De súbito, a claridade. Os olhos vermelhos e o sono impiedoso. A confusão e a pressa da manhã. Uma sequência de ações sem sentido durante o dia. A escova e os dentes, a colisão da água contra o rosto. A indecisão acerca da roupa. O pão, relutante como o trânsito. O carro, o cruzamento, o semáforo. Finalmente, a estação. Com ela, a catraca, as filas e a multidão enfurecida. O trem, inalcançável como o destino da viagem. O caos relativo ao universo. A sopa de pessoas a caminho de lugar algum. O impacto da música no ouvido. Os esbarrões ao som de Metallica, Led Zeppelin e Jethro Tull.
As pessoas e automóveis na Paulista, como acordes dissonantes da bossa nova. A solidão da companhia de desconhecidos, inconclusa como um bom jazz. O reflexo nos vidros imponentes. A goma no terno dos transeuntes. O calor humano, ausente nos olhares distantes. O apito e mais uma porta de ferro, automática e indiferente. A voz sintética. O elevador, um cubo de desumanidade. O bebedouro, única criatura generosa no universo. A sala de aula, impessoal e opressora. O professor, vítima de si mesmo, de um sistema invisível e, portanto, cego. O cenário acinzentado, acidentado como a manhã. A individualidade, tão marcante na modernidade, vazia na educação.
O sinal libertador, a manada obediente. O intervalo, outrora recreio, repleto de abraços e beijinhos e carinhos, como em versos de Vinícius. O cheiro, o dito, o não dito, o sorriso e aquele sentimento indescritível. O futuro, o passado e, por fim, o presente. Mais uma sessão. E a teoria, a prática, as ideias, o conhecimento, o estômago. Estômago? Sim, a fome, não de diversão e arte, como na canção dos Titãs, mas de comida. A também insaciável indecisão frente a tantas opções. Italiana, japonesa, peruana, árabe, mineira, baiana, Paulista. A avenida, não a comida.
Até amanhã, Paulista. As escadas rolantes, as luzes dançantes, as catracas automáticas, as vozes robóticas, o som da multidão, o bilhete na mão. A porta, o trem, a baldeação. Esteiras gigantescas, o túnel amarelo. A despedida. Próxima estação, estágio. O crachá, a pretensa seriedade, os devidos cumprimentos, o suspiro profundo antes de mais um desafio. Prazos, metas, ordens, hierarquia. A ideia, a pauta, o planejamento, a produção.
Então, o primeiro contato. O assessor, o release, o artista. As músicas no ouvido o dia inteiro, não por acaso. Na reportagem, o pagode, o sertanejo, o pop. Nos fones, o rock, o jazz, a bossa e o metal.
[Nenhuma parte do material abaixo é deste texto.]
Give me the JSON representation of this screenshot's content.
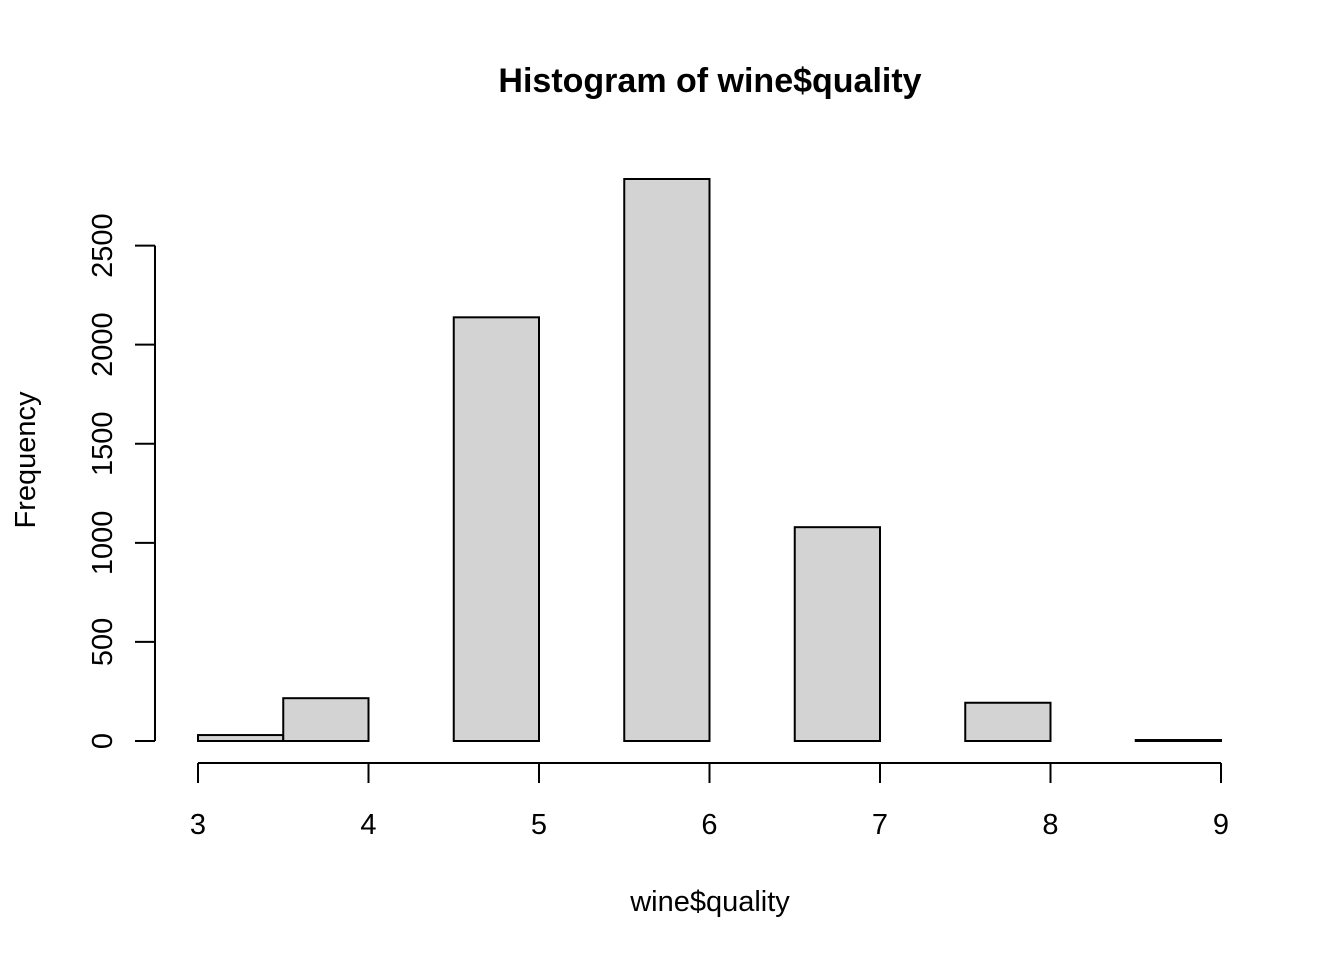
{
  "chart_data": {
    "type": "bar",
    "title": "Histogram of wine$quality",
    "xlabel": "wine$quality",
    "ylabel": "Frequency",
    "bins": [
      {
        "start": 3.0,
        "end": 3.5,
        "count": 30
      },
      {
        "start": 3.5,
        "end": 4.0,
        "count": 216
      },
      {
        "start": 4.0,
        "end": 4.5,
        "count": 0
      },
      {
        "start": 4.5,
        "end": 5.0,
        "count": 2138
      },
      {
        "start": 5.0,
        "end": 5.5,
        "count": 0
      },
      {
        "start": 5.5,
        "end": 6.0,
        "count": 2836
      },
      {
        "start": 6.0,
        "end": 6.5,
        "count": 0
      },
      {
        "start": 6.5,
        "end": 7.0,
        "count": 1079
      },
      {
        "start": 7.0,
        "end": 7.5,
        "count": 0
      },
      {
        "start": 7.5,
        "end": 8.0,
        "count": 193
      },
      {
        "start": 8.0,
        "end": 8.5,
        "count": 0
      },
      {
        "start": 8.5,
        "end": 9.0,
        "count": 5
      }
    ],
    "xlim": [
      3,
      9
    ],
    "ylim": [
      0,
      2836
    ],
    "x_ticks": [
      3,
      4,
      5,
      6,
      7,
      8,
      9
    ],
    "y_ticks": [
      0,
      500,
      1000,
      1500,
      2000,
      2500
    ],
    "bar_fill": "#d3d3d3",
    "bar_stroke": "#000000",
    "grid": false
  }
}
A entrevista, as perguntas e as respostas, as curiosidades e as informações burocráticas. O texto, a revisão, a imagem, a publicação e a divulgação. A audiência. Ou não. Os e-mails, as falhas de comunicação, os problemas e as redes sociais. Ah, empresas grandes demais. Cadê meu jornalismo? Nem no ambiente acadêmico, nem no profissional.
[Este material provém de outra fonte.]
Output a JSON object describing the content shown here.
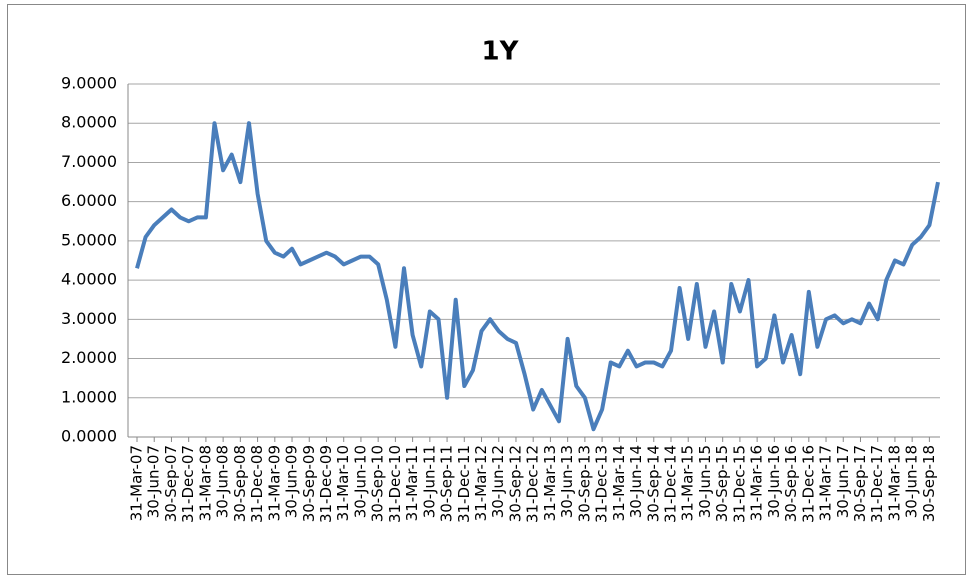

Horas depois, a ridícula glória proletária do fim do expediente. A casa, uma distante lembrança. A noite, a rua, a impaciência. As buzinas, os congestionamentos, o estresse. A sorte da proximidade da estação. Mais corredores lotados e plataformas cheias. A dor de cabeça e a necessidade de um Pink Floyd, Miles Davis ou Moacir Santos. Nada estridente como o ruído dos trilhos subterrâneos.
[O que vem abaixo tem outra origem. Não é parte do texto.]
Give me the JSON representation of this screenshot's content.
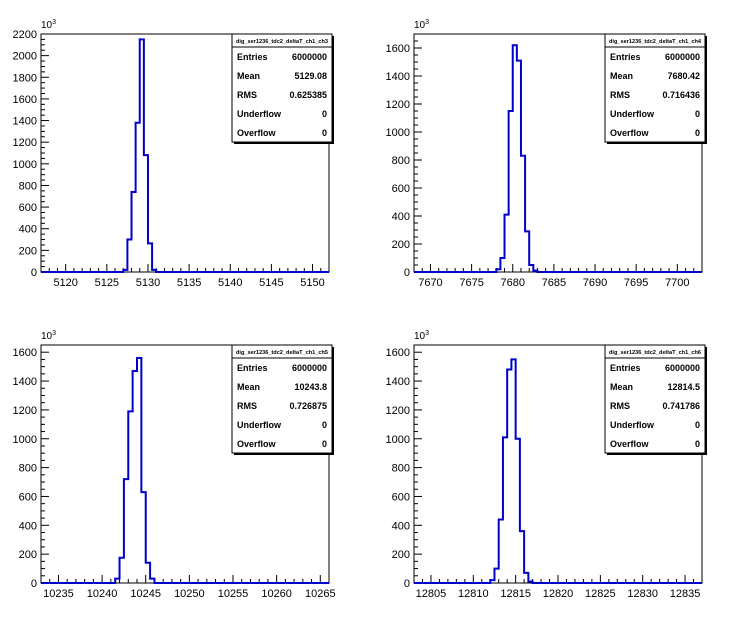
{
  "chart_data": [
    {
      "type": "histogram",
      "title": "",
      "exponent_label": "10",
      "exponent_power": "3",
      "xlim": [
        5117,
        5152
      ],
      "xticks": [
        5120,
        5125,
        5130,
        5135,
        5140,
        5145,
        5150
      ],
      "ylim": [
        0,
        2200
      ],
      "yticks": [
        0,
        200,
        400,
        600,
        800,
        1000,
        1200,
        1400,
        1600,
        1800,
        2000,
        2200
      ],
      "bin_width": 0.5,
      "bins": [
        {
          "x": 5127.0,
          "y": 20
        },
        {
          "x": 5127.5,
          "y": 300
        },
        {
          "x": 5128.0,
          "y": 740
        },
        {
          "x": 5128.5,
          "y": 1380
        },
        {
          "x": 5129.0,
          "y": 2150
        },
        {
          "x": 5129.5,
          "y": 1080
        },
        {
          "x": 5130.0,
          "y": 265
        },
        {
          "x": 5130.5,
          "y": 20
        }
      ],
      "line_color": "#0000cc",
      "stats": {
        "name": "dig_ser1236_tdc2_deltaT_ch1_ch3",
        "rows": [
          {
            "label": "Entries",
            "value": "6000000"
          },
          {
            "label": "Mean",
            "value": "5129.08"
          },
          {
            "label": "RMS",
            "value": "0.625385"
          },
          {
            "label": "Underflow",
            "value": "0"
          },
          {
            "label": "Overflow",
            "value": "0"
          }
        ]
      }
    },
    {
      "type": "histogram",
      "title": "",
      "exponent_label": "10",
      "exponent_power": "3",
      "xlim": [
        7668,
        7703
      ],
      "xticks": [
        7670,
        7675,
        7680,
        7685,
        7690,
        7695,
        7700
      ],
      "ylim": [
        0,
        1700
      ],
      "yticks": [
        0,
        200,
        400,
        600,
        800,
        1000,
        1200,
        1400,
        1600
      ],
      "bin_width": 0.5,
      "bins": [
        {
          "x": 7678.0,
          "y": 20
        },
        {
          "x": 7678.5,
          "y": 100
        },
        {
          "x": 7679.0,
          "y": 410
        },
        {
          "x": 7679.5,
          "y": 1150
        },
        {
          "x": 7680.0,
          "y": 1620
        },
        {
          "x": 7680.5,
          "y": 1510
        },
        {
          "x": 7681.0,
          "y": 830
        },
        {
          "x": 7681.5,
          "y": 290
        },
        {
          "x": 7682.0,
          "y": 50
        },
        {
          "x": 7682.5,
          "y": 10
        }
      ],
      "line_color": "#0000cc",
      "stats": {
        "name": "dig_ser1236_tdc2_deltaT_ch1_ch4",
        "rows": [
          {
            "label": "Entries",
            "value": "6000000"
          },
          {
            "label": "Mean",
            "value": "7680.42"
          },
          {
            "label": "RMS",
            "value": "0.716436"
          },
          {
            "label": "Underflow",
            "value": "0"
          },
          {
            "label": "Overflow",
            "value": "0"
          }
        ]
      }
    },
    {
      "type": "histogram",
      "title": "",
      "exponent_label": "10",
      "exponent_power": "3",
      "xlim": [
        10233,
        10266
      ],
      "xticks": [
        10235,
        10240,
        10245,
        10250,
        10255,
        10260,
        10265
      ],
      "ylim": [
        0,
        1650
      ],
      "yticks": [
        0,
        200,
        400,
        600,
        800,
        1000,
        1200,
        1400,
        1600
      ],
      "bin_width": 0.5,
      "bins": [
        {
          "x": 10241.5,
          "y": 30
        },
        {
          "x": 10242.0,
          "y": 175
        },
        {
          "x": 10242.5,
          "y": 720
        },
        {
          "x": 10243.0,
          "y": 1190
        },
        {
          "x": 10243.5,
          "y": 1470
        },
        {
          "x": 10244.0,
          "y": 1560
        },
        {
          "x": 10244.5,
          "y": 630
        },
        {
          "x": 10245.0,
          "y": 140
        },
        {
          "x": 10245.5,
          "y": 30
        }
      ],
      "line_color": "#0000cc",
      "stats": {
        "name": "dig_ser1236_tdc2_deltaT_ch1_ch5",
        "rows": [
          {
            "label": "Entries",
            "value": "6000000"
          },
          {
            "label": "Mean",
            "value": "10243.8"
          },
          {
            "label": "RMS",
            "value": "0.726875"
          },
          {
            "label": "Underflow",
            "value": "0"
          },
          {
            "label": "Overflow",
            "value": "0"
          }
        ]
      }
    },
    {
      "type": "histogram",
      "title": "",
      "exponent_label": "10",
      "exponent_power": "3",
      "xlim": [
        12803,
        12837
      ],
      "xticks": [
        12805,
        12810,
        12815,
        12820,
        12825,
        12830,
        12835
      ],
      "ylim": [
        0,
        1650
      ],
      "yticks": [
        0,
        200,
        400,
        600,
        800,
        1000,
        1200,
        1400,
        1600
      ],
      "bin_width": 0.5,
      "bins": [
        {
          "x": 12812.0,
          "y": 20
        },
        {
          "x": 12812.5,
          "y": 100
        },
        {
          "x": 12813.0,
          "y": 440
        },
        {
          "x": 12813.5,
          "y": 1010
        },
        {
          "x": 12814.0,
          "y": 1480
        },
        {
          "x": 12814.5,
          "y": 1550
        },
        {
          "x": 12815.0,
          "y": 1000
        },
        {
          "x": 12815.5,
          "y": 360
        },
        {
          "x": 12816.0,
          "y": 70
        },
        {
          "x": 12816.5,
          "y": 10
        }
      ],
      "line_color": "#0000cc",
      "stats": {
        "name": "dig_ser1236_tdc2_deltaT_ch1_ch6",
        "rows": [
          {
            "label": "Entries",
            "value": "6000000"
          },
          {
            "label": "Mean",
            "value": "12814.5"
          },
          {
            "label": "RMS",
            "value": "0.741786"
          },
          {
            "label": "Underflow",
            "value": "0"
          },
          {
            "label": "Overflow",
            "value": "0"
          }
        ]
      }
    }
  ]
}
A viagem de volta, o cansaço e o reencontro. O carro, as ruas familiares e a garagem. A sala, o quarto, o banheiro e a enxurrada do chuveiro contra a epiderme da alma. Após o ritual de purificação aquática, a consagração gastronômica. O escasso tempo para os trabalhos da faculdade. Para quê verbos em uma sociedade de acordos verbais sem valor algum? A extinção do fio de bigode pela frieza do papel. O fim da confiança nos cartões de crédito e cheques cruzados. O fim da essência no mundo da busca incessante por adjetivos e substantivos aparentes. O fim do dia em um estalo de sono.